Now Suh’s team and others are puzzling out the possible role of this chromosome by looking at the function of the genes it contains. In the zebra finch, at least, many of them seem related to development of the female gonad. Others appear to be involved in other aspects of early development.
But why these genes get passed down in a roundabout way that differs from the standard system of heredity is a head scratcher, Suh says. Smith, Ross, and Davis are similarly pondering the reasons for the systems that they study in lampreys, flies, and worms.
Perhaps the chromosomes (or bits of chromosomes) are “selfish”—just in it for themselves—and have engineered ways to be retained. Or maybe these germline-restricted chromosomes have a benefit—for example, by serving as “incubators” where newly evolved genes are safely housed until whether they’re beneficial or damaging to the organism can be determined.

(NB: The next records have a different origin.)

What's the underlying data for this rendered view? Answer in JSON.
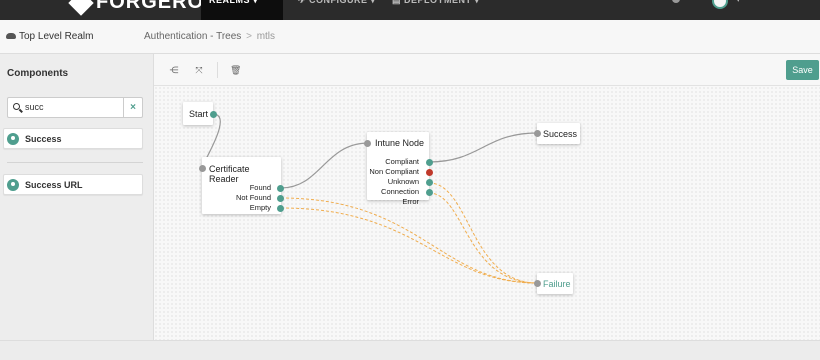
{
  "nav": {
    "brand": "FORGEROCK",
    "tabs": [
      {
        "label": "REALMS ▾",
        "active": true
      },
      {
        "label": "✈ CONFIGURE ▾",
        "active": false
      },
      {
        "label": "▤ DEPLOYMENT ▾",
        "active": false
      }
    ],
    "user_caret": "▾"
  },
  "header": {
    "realm": "Top Level Realm",
    "breadcrumb_parent": "Authentication - Trees",
    "breadcrumb_sep": ">",
    "breadcrumb_current": "mtls"
  },
  "sidebar": {
    "title": "Components",
    "search_value": "succ",
    "clear_icon": "×",
    "items": [
      {
        "label": "Success"
      },
      {
        "label": "Success URL"
      }
    ]
  },
  "toolbar": {
    "save_label": "Save",
    "icons": [
      "layout-icon",
      "fullscreen-icon",
      "delete-icon"
    ]
  },
  "tree": {
    "start": {
      "title": "Start"
    },
    "cert": {
      "title": "Certificate Reader",
      "outcomes": [
        "Found",
        "Not Found",
        "Empty"
      ]
    },
    "intune": {
      "title": "Intune Node",
      "outcomes": [
        "Compliant",
        "Non Compliant",
        "Unknown",
        "Connection Error"
      ]
    },
    "success": {
      "title": "Success"
    },
    "failure": {
      "title": "Failure"
    }
  },
  "colors": {
    "accent": "#4f9e8e",
    "danger": "#c0392b",
    "failure_wire": "#f0ad4e"
  }
}
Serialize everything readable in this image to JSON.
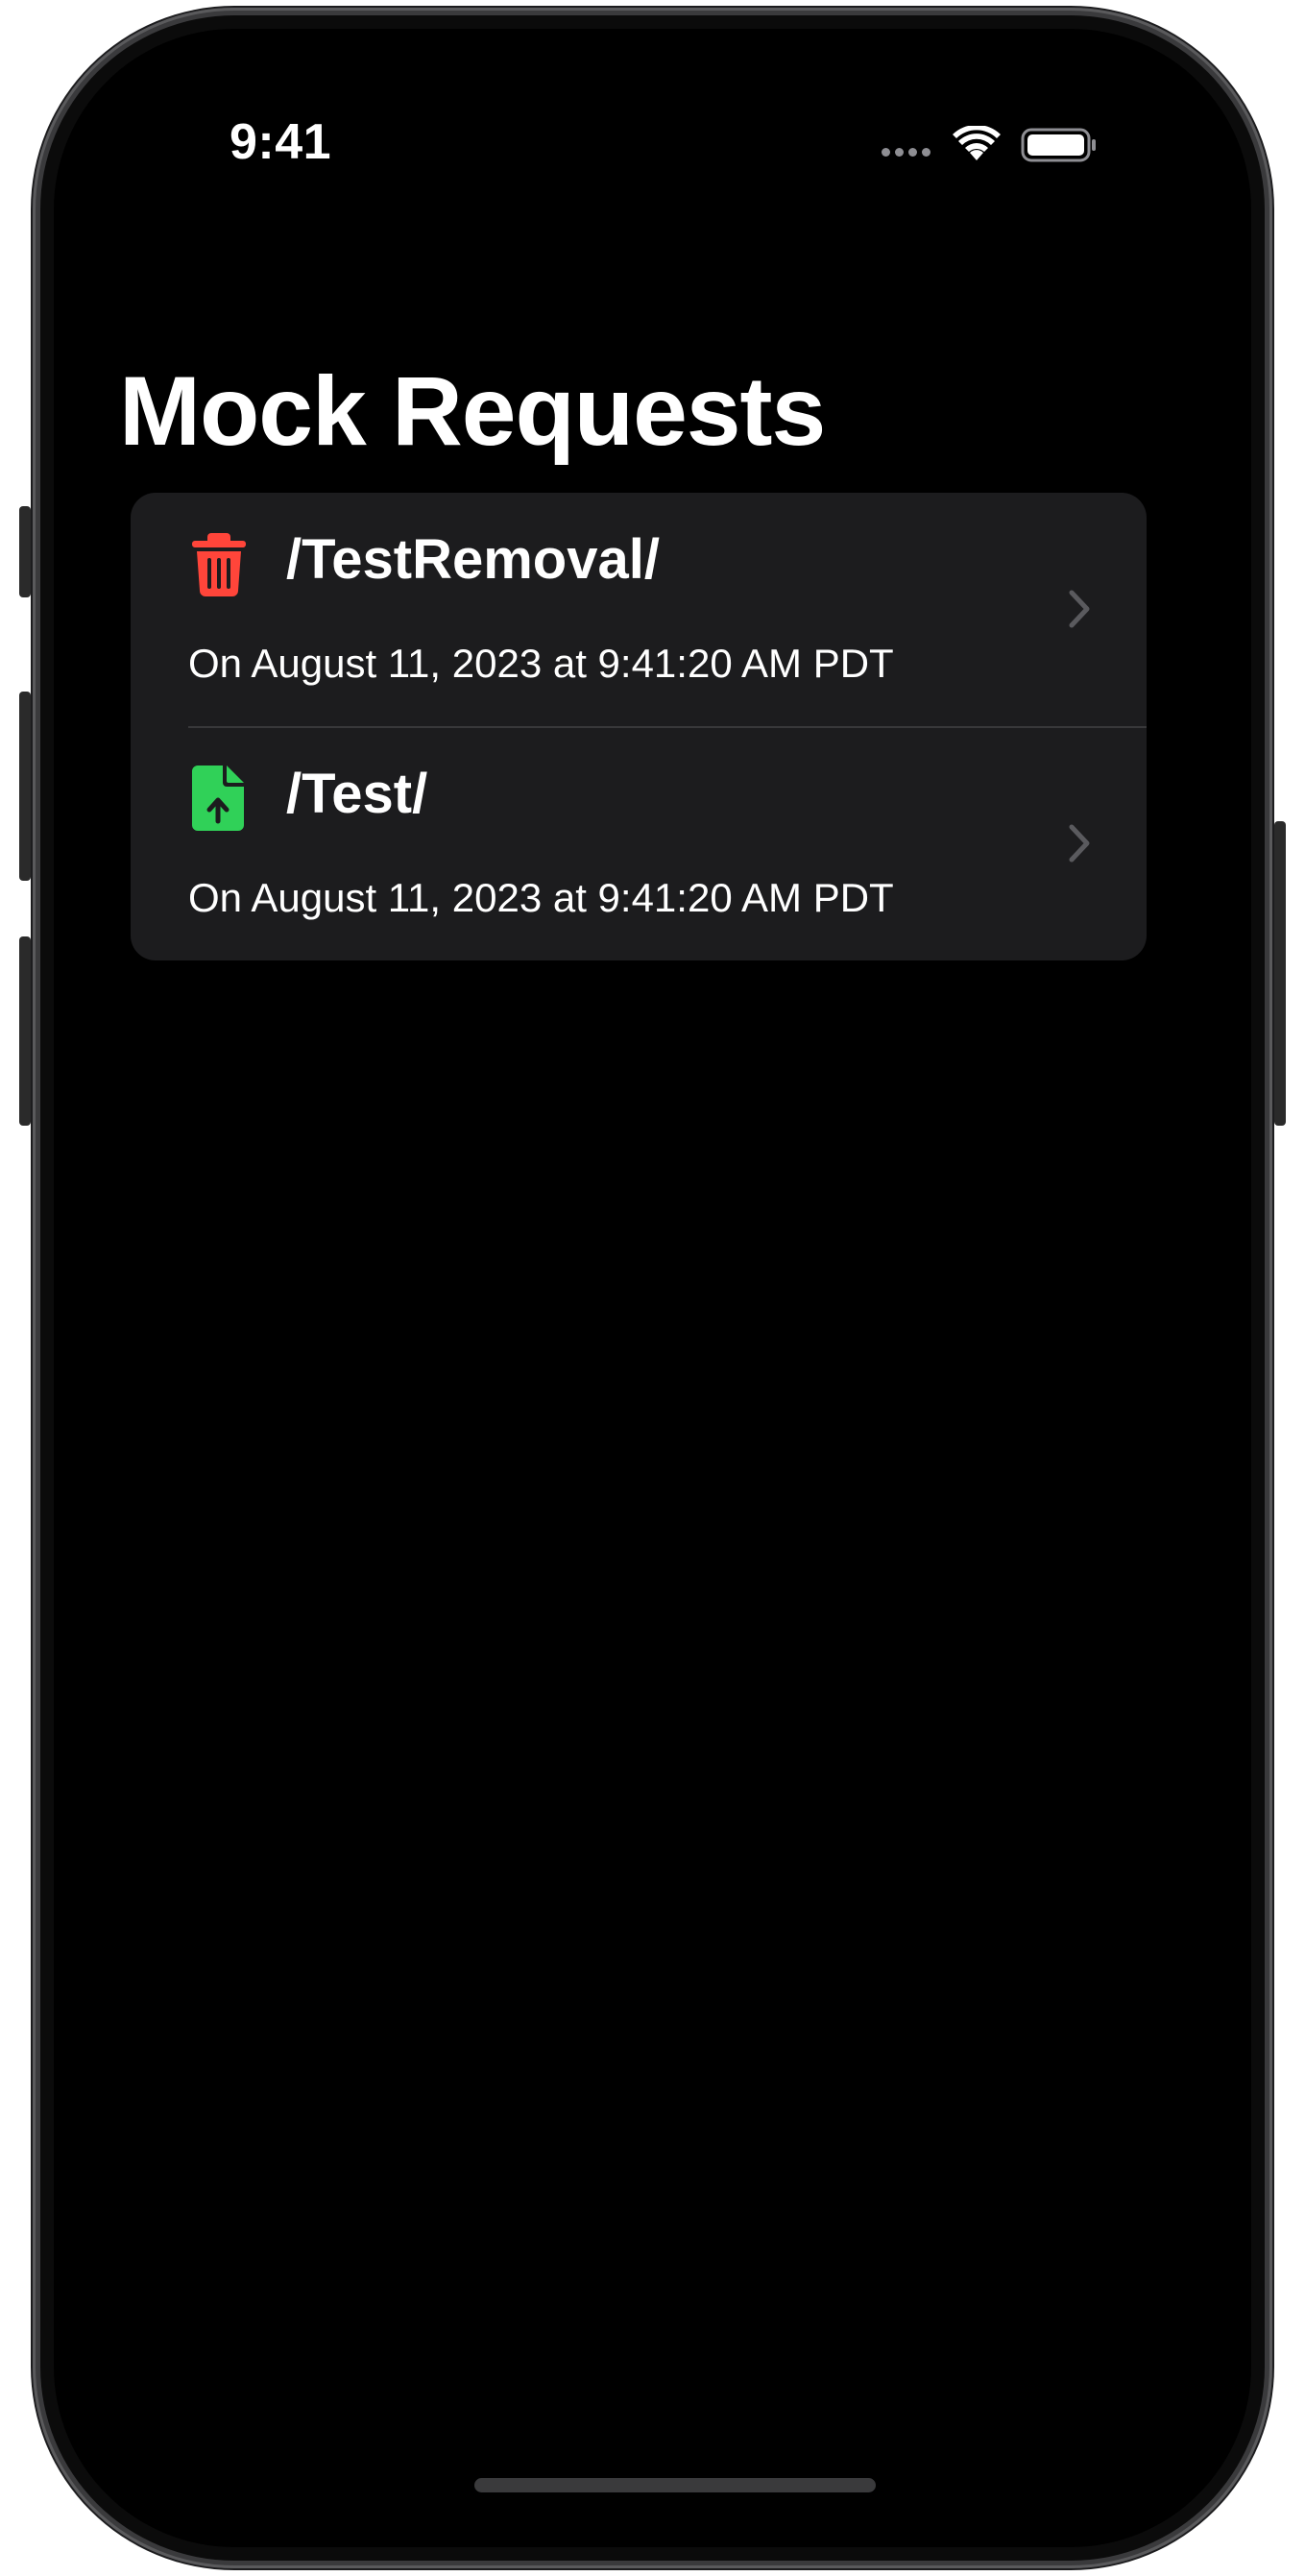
{
  "status_bar": {
    "time": "9:41"
  },
  "title": "Mock Requests",
  "requests": [
    {
      "path": "/TestRemoval/",
      "date": "On August 11, 2023 at 9:41:20 AM PDT",
      "icon": "trash-icon",
      "icon_color": "#ff453a"
    },
    {
      "path": "/Test/",
      "date": "On August 11, 2023 at 9:41:20 AM PDT",
      "icon": "doc-upload-icon",
      "icon_color": "#30d158"
    }
  ],
  "colors": {
    "background": "#000000",
    "card": "#1c1c1e",
    "separator": "#38383a",
    "chevron": "#5a5a5e",
    "text": "#ffffff"
  }
}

Alternatively, the processes could be holdovers from earlier evolutionary events. Maybe, says Smith, this silencing technique evolved before or in parallel with some of the silencing methods that vertebrates use today. “Is this something that at one period of time defined our ancestors’ biology?”
But whatever the answer—or answers—turns out to be, it’s striking, Suh says, how few people, even among biologists, are aware that genes and heredity so often work in peculiar ways.
“Maybe,” he says, “this is something we need to start teaching earlier on: how even more fascinating the genome is than we already thought.”
This post appears courtesy of Knowable Magazine.